The latest addition to the list of vulnerable retailers pushed into bankruptcy by the crappy retail environment is Linens ‘n Things, which has joined Sharper Image, Lillian Vernon, and others in receivership. As widely expected, on Friday the nation’s #2 home goods chain (behind Bed Bath & Beyond) voluntarily filed for Chapter 11 Bankruptcy protection. Its now-ex CEO Robert DiNicola, who has been replaced by a restructuring expert, cited “significant deterioration in the mortgage, housing and credit markets and the resulting impact on the retail marketplace” as the reason for the chain’s slide into bankruptcy.
Truth be told, Linens ‘n Things has been battling declining same-store sales and profitability for years and was in pretty bad shape prior to the economic downturn. (Sales at stores open at least a year are considered the best indicator of a retailer’s performance.)

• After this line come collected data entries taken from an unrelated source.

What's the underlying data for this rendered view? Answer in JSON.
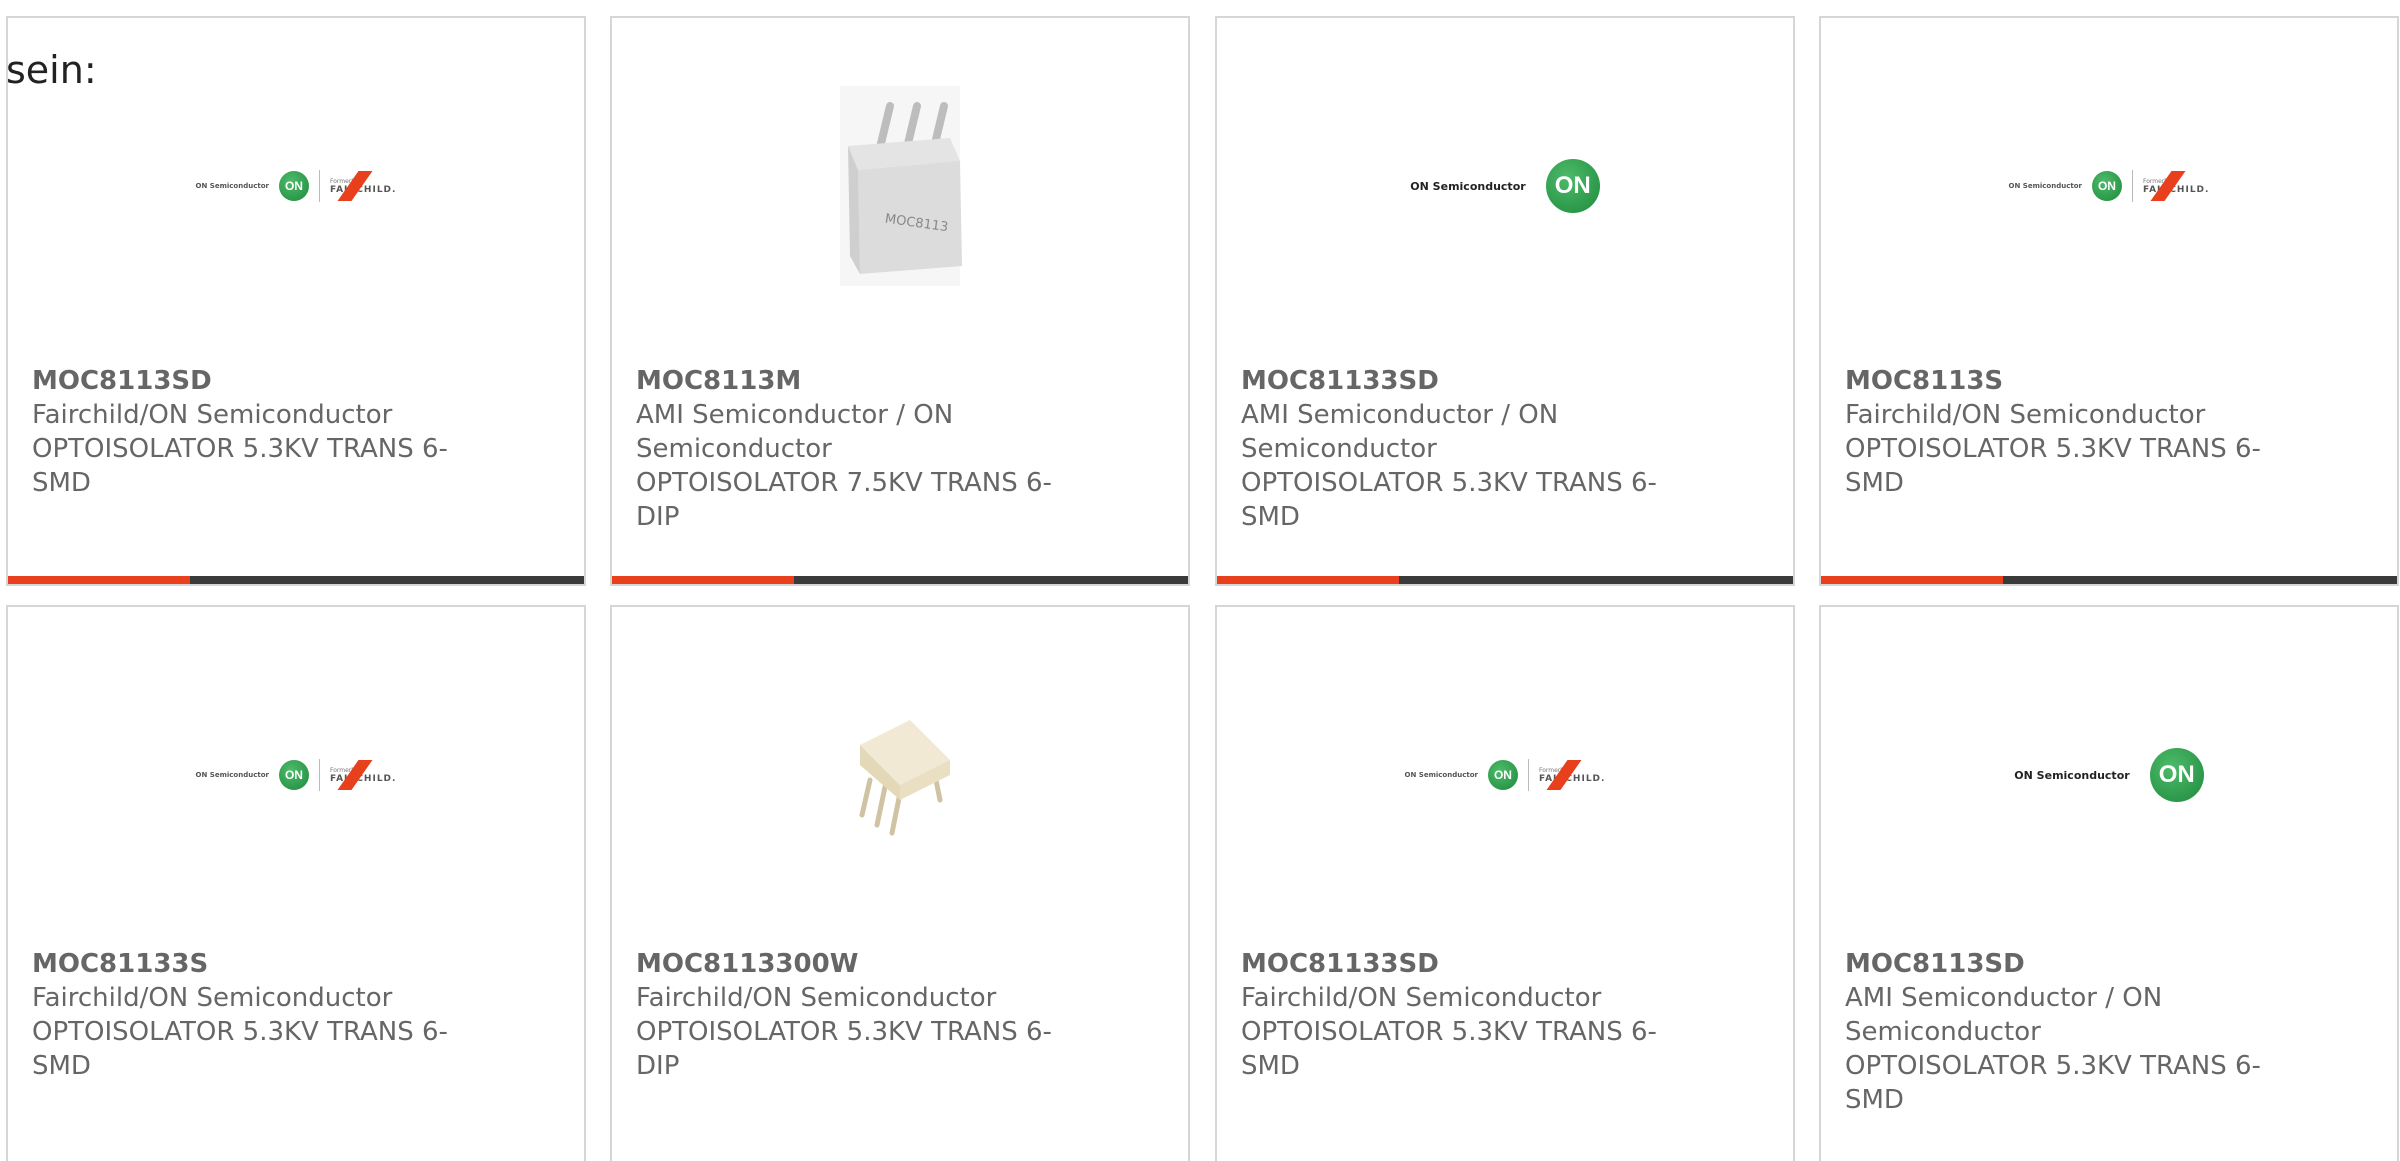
{
  "intro": "sein:",
  "logo_text": {
    "on_semi": "ON Semiconductor",
    "on_mark": "ON",
    "formerly": "Formerly",
    "fairchild": "FAIRCHILD."
  },
  "colors": {
    "accent": "#e8401c",
    "bar_dark": "#3a3a3a",
    "on_green": "#1e8a3c"
  },
  "products": [
    {
      "part": "MOC8113SD",
      "manufacturer": "Fairchild/ON Semiconductor",
      "description": "OPTOISOLATOR 5.3KV TRANS 6-SMD",
      "image": "on-fairchild-logo"
    },
    {
      "part": "MOC8113M",
      "manufacturer": "AMI Semiconductor / ON Semiconductor",
      "description": "OPTOISOLATOR 7.5KV TRANS 6-DIP",
      "image": "chip-photo"
    },
    {
      "part": "MOC81133SD",
      "manufacturer": "AMI Semiconductor / ON Semiconductor",
      "description": "OPTOISOLATOR 5.3KV TRANS 6-SMD",
      "image": "on-semi-logo"
    },
    {
      "part": "MOC8113S",
      "manufacturer": "Fairchild/ON Semiconductor",
      "description": "OPTOISOLATOR 5.3KV TRANS 6-SMD",
      "image": "on-fairchild-logo"
    },
    {
      "part": "MOC81133S",
      "manufacturer": "Fairchild/ON Semiconductor",
      "description": "OPTOISOLATOR 5.3KV TRANS 6-SMD",
      "image": "on-fairchild-logo"
    },
    {
      "part": "MOC8113300W",
      "manufacturer": "Fairchild/ON Semiconductor",
      "description": "OPTOISOLATOR 5.3KV TRANS 6-DIP",
      "image": "chip-photo"
    },
    {
      "part": "MOC81133SD",
      "manufacturer": "Fairchild/ON Semiconductor",
      "description": "OPTOISOLATOR 5.3KV TRANS 6-SMD",
      "image": "on-fairchild-logo"
    },
    {
      "part": "MOC8113SD",
      "manufacturer": "AMI Semiconductor / ON Semiconductor",
      "description": "OPTOISOLATOR 5.3KV TRANS 6-SMD",
      "image": "on-semi-logo"
    }
  ]
}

DiNicola blamed the current retail malaise for overwhelming the operating and merchandising improvements he’s made since joining Linens ‘n Things in 2006 when the already-struggling firm was acquired by Apollo Management. Upon taking charge he launched a “long-term, three phase multi-year plan” to turn the company around. Improvements included beefing up the selection of higher-end merchandise to differentiate Linens ‘n Things from mass market competitors (such as Target and Wal-Mart) and cost cutting. But alas, it was all too little too late for Linens ‘n Things, whose bankruptcy filing is a black eye for both DiNicola, a retail industry veteran, and Apollo.

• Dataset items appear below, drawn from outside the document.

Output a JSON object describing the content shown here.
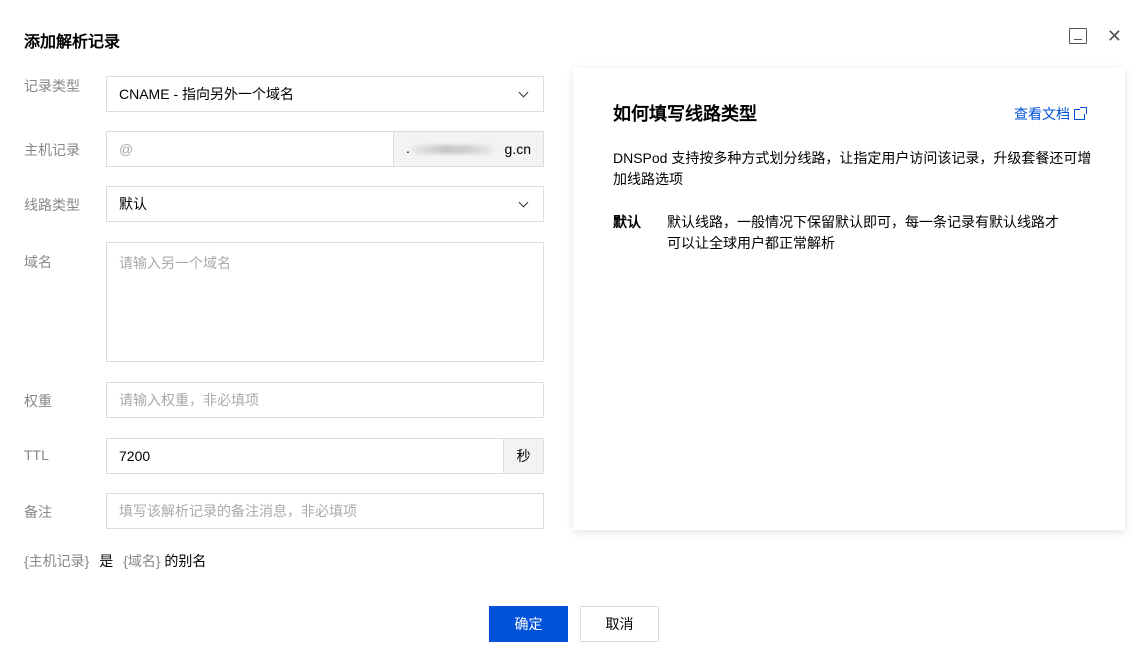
{
  "dialog": {
    "title": "添加解析记录"
  },
  "form": {
    "record_type": {
      "label": "记录类型",
      "value": "CNAME - 指向另外一个域名"
    },
    "host": {
      "label": "主机记录",
      "value": "@",
      "domain_suffix_visible": "g.cn",
      "domain_suffix_prefix": "."
    },
    "line_type": {
      "label": "线路类型",
      "value": "默认"
    },
    "domain": {
      "label": "域名",
      "placeholder": "请输入另一个域名"
    },
    "weight": {
      "label": "权重",
      "placeholder": "请输入权重，非必填项"
    },
    "ttl": {
      "label": "TTL",
      "value": "7200",
      "unit": "秒"
    },
    "remark": {
      "label": "备注",
      "placeholder": "填写该解析记录的备注消息，非必填项"
    }
  },
  "note": {
    "host_token": "{主机记录}",
    "is_text": "是",
    "domain_token": "{域名}",
    "suffix_text": "的别名"
  },
  "panel": {
    "title": "如何填写线路类型",
    "doc_link": "查看文档",
    "description": "DNSPod 支持按多种方式划分线路，让指定用户访问该记录，升级套餐还可增加线路选项",
    "term": "默认",
    "definition": "默认线路，一般情况下保留默认即可，每一条记录有默认线路才可以让全球用户都正常解析"
  },
  "buttons": {
    "ok": "确定",
    "cancel": "取消"
  },
  "colors": {
    "primary": "#0052d9",
    "label": "#888888",
    "border": "#dcdcdc"
  }
}
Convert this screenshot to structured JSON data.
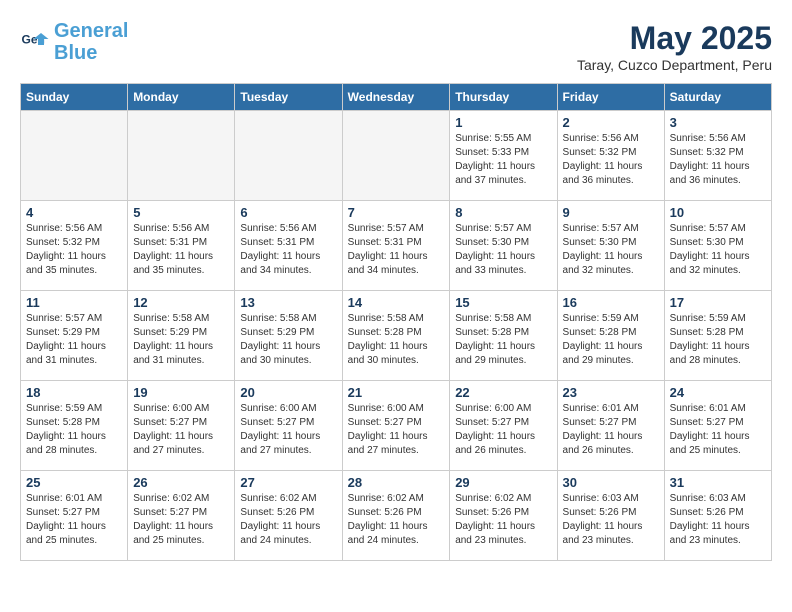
{
  "header": {
    "logo_line1": "General",
    "logo_line2": "Blue",
    "month_title": "May 2025",
    "subtitle": "Taray, Cuzco Department, Peru"
  },
  "days_of_week": [
    "Sunday",
    "Monday",
    "Tuesday",
    "Wednesday",
    "Thursday",
    "Friday",
    "Saturday"
  ],
  "weeks": [
    [
      {
        "day": "",
        "info": ""
      },
      {
        "day": "",
        "info": ""
      },
      {
        "day": "",
        "info": ""
      },
      {
        "day": "",
        "info": ""
      },
      {
        "day": "1",
        "sunrise": "5:55 AM",
        "sunset": "5:33 PM",
        "daylight": "11 hours and 37 minutes."
      },
      {
        "day": "2",
        "sunrise": "5:56 AM",
        "sunset": "5:32 PM",
        "daylight": "11 hours and 36 minutes."
      },
      {
        "day": "3",
        "sunrise": "5:56 AM",
        "sunset": "5:32 PM",
        "daylight": "11 hours and 36 minutes."
      }
    ],
    [
      {
        "day": "4",
        "sunrise": "5:56 AM",
        "sunset": "5:32 PM",
        "daylight": "11 hours and 35 minutes."
      },
      {
        "day": "5",
        "sunrise": "5:56 AM",
        "sunset": "5:31 PM",
        "daylight": "11 hours and 35 minutes."
      },
      {
        "day": "6",
        "sunrise": "5:56 AM",
        "sunset": "5:31 PM",
        "daylight": "11 hours and 34 minutes."
      },
      {
        "day": "7",
        "sunrise": "5:57 AM",
        "sunset": "5:31 PM",
        "daylight": "11 hours and 34 minutes."
      },
      {
        "day": "8",
        "sunrise": "5:57 AM",
        "sunset": "5:30 PM",
        "daylight": "11 hours and 33 minutes."
      },
      {
        "day": "9",
        "sunrise": "5:57 AM",
        "sunset": "5:30 PM",
        "daylight": "11 hours and 32 minutes."
      },
      {
        "day": "10",
        "sunrise": "5:57 AM",
        "sunset": "5:30 PM",
        "daylight": "11 hours and 32 minutes."
      }
    ],
    [
      {
        "day": "11",
        "sunrise": "5:57 AM",
        "sunset": "5:29 PM",
        "daylight": "11 hours and 31 minutes."
      },
      {
        "day": "12",
        "sunrise": "5:58 AM",
        "sunset": "5:29 PM",
        "daylight": "11 hours and 31 minutes."
      },
      {
        "day": "13",
        "sunrise": "5:58 AM",
        "sunset": "5:29 PM",
        "daylight": "11 hours and 30 minutes."
      },
      {
        "day": "14",
        "sunrise": "5:58 AM",
        "sunset": "5:28 PM",
        "daylight": "11 hours and 30 minutes."
      },
      {
        "day": "15",
        "sunrise": "5:58 AM",
        "sunset": "5:28 PM",
        "daylight": "11 hours and 29 minutes."
      },
      {
        "day": "16",
        "sunrise": "5:59 AM",
        "sunset": "5:28 PM",
        "daylight": "11 hours and 29 minutes."
      },
      {
        "day": "17",
        "sunrise": "5:59 AM",
        "sunset": "5:28 PM",
        "daylight": "11 hours and 28 minutes."
      }
    ],
    [
      {
        "day": "18",
        "sunrise": "5:59 AM",
        "sunset": "5:28 PM",
        "daylight": "11 hours and 28 minutes."
      },
      {
        "day": "19",
        "sunrise": "6:00 AM",
        "sunset": "5:27 PM",
        "daylight": "11 hours and 27 minutes."
      },
      {
        "day": "20",
        "sunrise": "6:00 AM",
        "sunset": "5:27 PM",
        "daylight": "11 hours and 27 minutes."
      },
      {
        "day": "21",
        "sunrise": "6:00 AM",
        "sunset": "5:27 PM",
        "daylight": "11 hours and 27 minutes."
      },
      {
        "day": "22",
        "sunrise": "6:00 AM",
        "sunset": "5:27 PM",
        "daylight": "11 hours and 26 minutes."
      },
      {
        "day": "23",
        "sunrise": "6:01 AM",
        "sunset": "5:27 PM",
        "daylight": "11 hours and 26 minutes."
      },
      {
        "day": "24",
        "sunrise": "6:01 AM",
        "sunset": "5:27 PM",
        "daylight": "11 hours and 25 minutes."
      }
    ],
    [
      {
        "day": "25",
        "sunrise": "6:01 AM",
        "sunset": "5:27 PM",
        "daylight": "11 hours and 25 minutes."
      },
      {
        "day": "26",
        "sunrise": "6:02 AM",
        "sunset": "5:27 PM",
        "daylight": "11 hours and 25 minutes."
      },
      {
        "day": "27",
        "sunrise": "6:02 AM",
        "sunset": "5:26 PM",
        "daylight": "11 hours and 24 minutes."
      },
      {
        "day": "28",
        "sunrise": "6:02 AM",
        "sunset": "5:26 PM",
        "daylight": "11 hours and 24 minutes."
      },
      {
        "day": "29",
        "sunrise": "6:02 AM",
        "sunset": "5:26 PM",
        "daylight": "11 hours and 23 minutes."
      },
      {
        "day": "30",
        "sunrise": "6:03 AM",
        "sunset": "5:26 PM",
        "daylight": "11 hours and 23 minutes."
      },
      {
        "day": "31",
        "sunrise": "6:03 AM",
        "sunset": "5:26 PM",
        "daylight": "11 hours and 23 minutes."
      }
    ]
  ]
}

The chain’s current woes demonstrate how hard it is to be #2 in a hyper competitive market and unforgiving retail economy. The fix Linens n’ Things finds itself in is not unlike that of ailing Circuit City, which trails its much larger rival, Best Buy, in the consumer electronics retail market. (Circuit City is the target of an arguably ill-advised hostile takeover by the video rental firm Blockbuster, which my colleague Larry Bills detailed in April.) Indeed, both Best Buy and Bed Bath & Beyond appear to be thriving in spite of the lousy housing market and decline in consumer spending.

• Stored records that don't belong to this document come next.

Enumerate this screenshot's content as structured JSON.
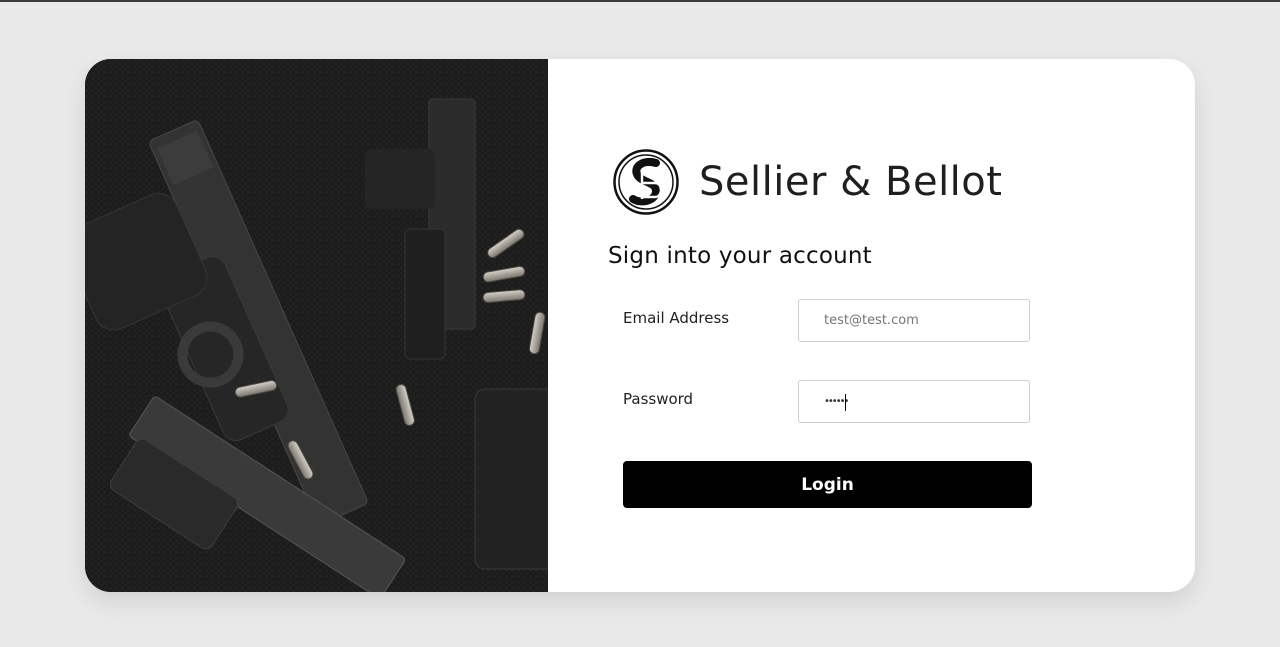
{
  "brand": {
    "name": "Sellier & Bellot",
    "logo_icon": "sb-monogram-logo"
  },
  "form": {
    "heading": "Sign into your account",
    "email": {
      "label": "Email Address",
      "placeholder": "test@test.com",
      "value": ""
    },
    "password": {
      "label": "Password",
      "value": "••••••"
    },
    "login_label": "Login"
  },
  "hero": {
    "image": "handguns-and-cartridges-photo"
  },
  "colors": {
    "page_background": "#e9e9e9",
    "card_background": "#ffffff",
    "button_background": "#000000",
    "button_text": "#ffffff"
  }
}
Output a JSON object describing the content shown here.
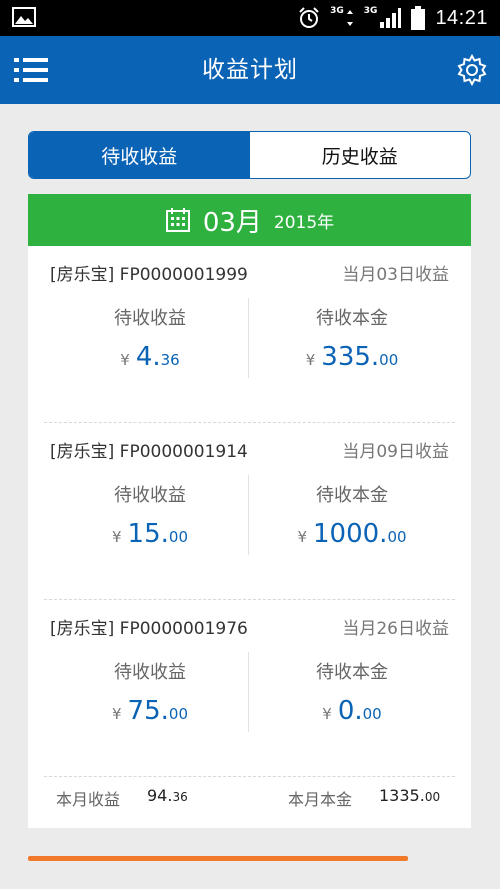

Linens ‘n Things, which had added more than 100 stores since 2005, said in a court filing that it will shutter about 120 locations as part of its restructuring. While store closings may help put the company back on the road to profitability, I’m skeptical that a smaller Linens ‘n Things will ultimately be able to compete successfully in the market with Bed Bath & Beyond’s nearly 900 locations (and counting).